Tallying the Madoff Damage « The Washington Independent
Looking for a guilty pleasure today? Barry Ritholtz at The Big Picture has a partial listing of the banks and brokerages facing big losses from financier Bernard Madoff’s alleged Ponzie scheme. The Financial Times also delves into this, noting big losers in the scheme such as the Royal Bank of Scotland and HSBC. Nomura Holdings, Japan’s biggest brokerage, is out $303 million, Reuters reports.
But we know what you’re really interested in: The big names – people supposed to be much smarter than the rest of us – who lost money with Madoff. That would be Mortimer Zuckerman, a charity of Steven Spielberg, Fred Wilpon, owner of the New York Mets, and Sen. Frank Lautenberg, just to name a few, the Wall Street Journal says.
From The Journal:
Mr. Zuckerman, the chairman of real-estate firm Boston Properties and owner of the New York Daily News and U.S. News & World Report, had significant exposure through a fund that invested substantially all of its assets with Mr. Madoff, according to a person familiar with his investments. A spokesman for Mr. Zuckerman declined to comment.
The Spielberg charity, the Wunderkinder Foundation, in the past appears to have invested a significant portion of its assets with Mr. Madoff, based on regulatory filings. In 2006, the Madoff firm accounted for roughly 70% of the foundation’s interest and dividend income, according to regulatory filings.
A representative of Mr. Spielberg confirmed that the foundation has suffered losses on its investments with the Madoff firm. He said he didn’t know the size of the losses and couldn’t comment further, including on whether Mr. Spielberg had any of his own money invested with the Madoff firm.

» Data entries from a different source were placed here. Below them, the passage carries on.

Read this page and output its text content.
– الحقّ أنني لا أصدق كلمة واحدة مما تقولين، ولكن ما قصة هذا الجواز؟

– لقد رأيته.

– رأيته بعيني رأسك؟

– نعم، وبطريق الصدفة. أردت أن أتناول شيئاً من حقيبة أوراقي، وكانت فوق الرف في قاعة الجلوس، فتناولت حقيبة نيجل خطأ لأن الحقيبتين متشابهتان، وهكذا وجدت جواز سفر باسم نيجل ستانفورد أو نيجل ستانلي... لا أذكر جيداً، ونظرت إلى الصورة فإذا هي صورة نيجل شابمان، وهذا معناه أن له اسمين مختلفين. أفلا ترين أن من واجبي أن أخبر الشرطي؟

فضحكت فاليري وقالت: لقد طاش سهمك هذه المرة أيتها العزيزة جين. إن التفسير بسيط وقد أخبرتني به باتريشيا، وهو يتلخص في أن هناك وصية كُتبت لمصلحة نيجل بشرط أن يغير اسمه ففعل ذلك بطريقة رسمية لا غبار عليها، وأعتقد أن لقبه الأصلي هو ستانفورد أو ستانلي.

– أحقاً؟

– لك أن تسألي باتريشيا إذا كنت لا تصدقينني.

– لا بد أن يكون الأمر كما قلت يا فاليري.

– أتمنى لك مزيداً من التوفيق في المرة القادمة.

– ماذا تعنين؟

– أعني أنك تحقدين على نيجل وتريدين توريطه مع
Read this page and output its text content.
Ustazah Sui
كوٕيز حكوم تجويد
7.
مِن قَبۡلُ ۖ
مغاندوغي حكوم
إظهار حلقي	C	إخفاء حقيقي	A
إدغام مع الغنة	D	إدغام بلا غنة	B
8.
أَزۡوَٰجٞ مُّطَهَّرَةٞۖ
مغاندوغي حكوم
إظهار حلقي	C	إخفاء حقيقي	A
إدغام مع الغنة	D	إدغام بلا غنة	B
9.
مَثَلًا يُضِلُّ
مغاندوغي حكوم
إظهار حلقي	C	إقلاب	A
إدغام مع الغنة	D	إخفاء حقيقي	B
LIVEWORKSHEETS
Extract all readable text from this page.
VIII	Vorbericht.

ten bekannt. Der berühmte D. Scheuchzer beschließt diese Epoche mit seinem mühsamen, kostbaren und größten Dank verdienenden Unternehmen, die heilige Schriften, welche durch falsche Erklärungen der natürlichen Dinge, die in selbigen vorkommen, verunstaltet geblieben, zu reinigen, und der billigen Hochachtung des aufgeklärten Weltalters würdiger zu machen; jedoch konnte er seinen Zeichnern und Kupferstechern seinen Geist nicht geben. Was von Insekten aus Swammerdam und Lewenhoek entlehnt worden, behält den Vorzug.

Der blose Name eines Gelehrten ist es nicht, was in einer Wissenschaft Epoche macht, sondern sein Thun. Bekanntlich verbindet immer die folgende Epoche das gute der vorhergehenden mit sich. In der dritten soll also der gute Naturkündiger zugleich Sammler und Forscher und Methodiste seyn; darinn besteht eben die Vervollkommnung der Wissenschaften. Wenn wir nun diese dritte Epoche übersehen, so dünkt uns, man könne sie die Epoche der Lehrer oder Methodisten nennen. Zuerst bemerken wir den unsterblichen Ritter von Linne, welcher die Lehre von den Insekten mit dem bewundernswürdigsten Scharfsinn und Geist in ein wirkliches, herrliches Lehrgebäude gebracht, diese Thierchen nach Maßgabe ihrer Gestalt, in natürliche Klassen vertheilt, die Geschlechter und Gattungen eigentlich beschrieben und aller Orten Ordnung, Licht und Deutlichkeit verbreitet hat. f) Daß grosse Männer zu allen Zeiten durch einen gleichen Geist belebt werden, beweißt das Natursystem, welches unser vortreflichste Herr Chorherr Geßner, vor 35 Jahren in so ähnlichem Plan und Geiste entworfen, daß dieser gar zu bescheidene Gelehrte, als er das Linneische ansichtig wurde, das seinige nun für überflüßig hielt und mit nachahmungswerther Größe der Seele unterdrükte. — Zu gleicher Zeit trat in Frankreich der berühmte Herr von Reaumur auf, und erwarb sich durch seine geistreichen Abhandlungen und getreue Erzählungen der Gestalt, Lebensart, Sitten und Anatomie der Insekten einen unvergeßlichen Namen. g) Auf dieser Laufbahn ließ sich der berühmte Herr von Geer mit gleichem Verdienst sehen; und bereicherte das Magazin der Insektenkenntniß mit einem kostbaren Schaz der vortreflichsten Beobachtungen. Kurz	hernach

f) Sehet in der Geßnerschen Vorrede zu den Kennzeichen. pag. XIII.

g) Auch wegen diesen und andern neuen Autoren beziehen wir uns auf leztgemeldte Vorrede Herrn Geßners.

Jewish schools and charities have been particularly hard hit by losses that government authorities estimated last week at $50 billion. Among them: the Elie Wiesel Foundation for Humanity, founded by the famed Holocaust survivor and writer, according to two people familiar with the organization’s investments.
Ritholtz also says the whole Madoff debacle smells funny to him – how did a 70-year-old man run a $50 billion Ponzi scheme, all by himself?
I’ve got other questions. Why did such prominent people spend their own, and other people’s money, before doing even a little checking first? What do the ultra-wealthy base their investment decisions on – dinner party conversations?
As investigators continue sorting through the damage, watch for other players – and victims – in a fraud that seems more astounding every day, even by Wall Street standards.